Control-FREEC: Copy number and genotype annotation in whole genome and whole exome sequencing data
153 stars 49 forks source link

hg38 Annotation files #57

Closed maryawood closed 5 years ago

maryawood commented 5 years ago

Hello,

I'm hoping to run FREEC for some WES samples with the hg38 genome build, but I'm a bit confused about which annotation files to use. Where can I find the appropriate chromosome files (chrFiles in the config file), chromosome length file (chrLenFile), SNP file (SNPfile), and capture file (captureRegions) for hg38? I see the link to the mappability file for this build on the website, but I only see SNP files for hg18/hg19, and I don't see any information about where to find the chromosome-related files for any build.

Thanks,

Mary

valeu commented 5 years ago

Dear Mary, what are you looking for specifically? chrFiles - should be a folder with chr1.fa, chr2.fa, etc. Usually many bioinformaticians have already such a folder, so I did not provide a link. If you need to download the fasta files, you can do it, for example, from http://hgdownload.cse.ucsc.edu/goldenPath/hg38/chromosomes/

For chromosome length file, you can use, for example, the first 24 lines from http://hgdownload.cse.ucsc.edu/goldenPath/hg38/bigZips/hg38.chrom.sizes I would only suggest to reorder it to have chr1-22 first, then chrX and chrY.

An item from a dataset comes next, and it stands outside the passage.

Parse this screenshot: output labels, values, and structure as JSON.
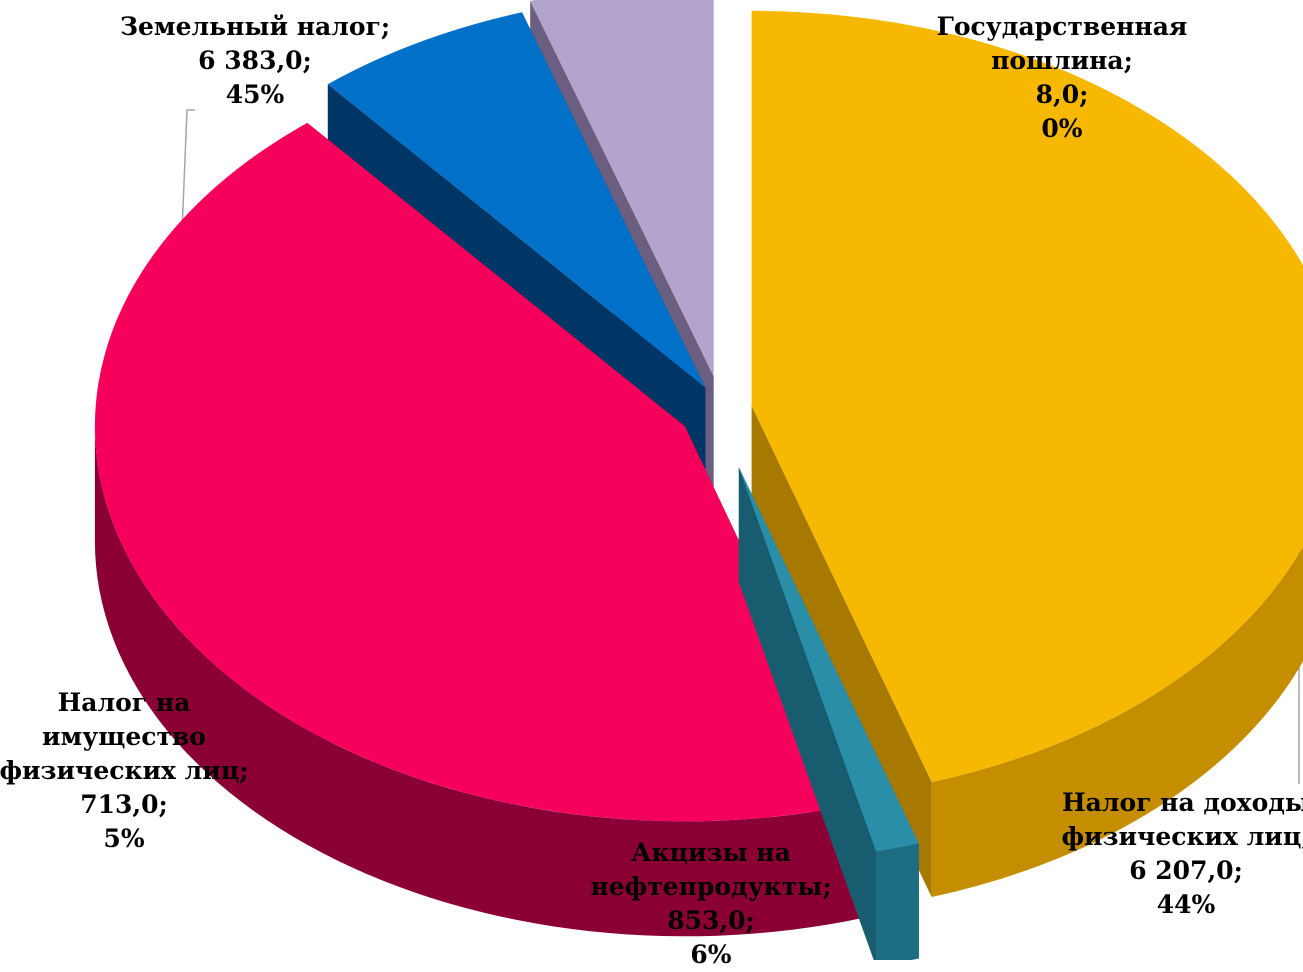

"captureRegions" correspond to the WES protocol you have used. Usually the corresponding .bed file can be found on the Illumina website (if you used an Illumina capture method).

Regarding the dbSNP file, you can download the .vcf.gz file from ftp://ftp.ncbi.nlm.nih.gov/snp/organisms/human_9606_b151_GRCh38p7/VCF/ I suggest to use only common SNPs: ftp://ftp.ncbi.nlm.nih.gov/snp/organisms/human_9606_b151_GRCh38p7/VCF/00-common_all.vcf.gz

maryawood commented 5 years ago

Thank you for clarifying, this is very helpful!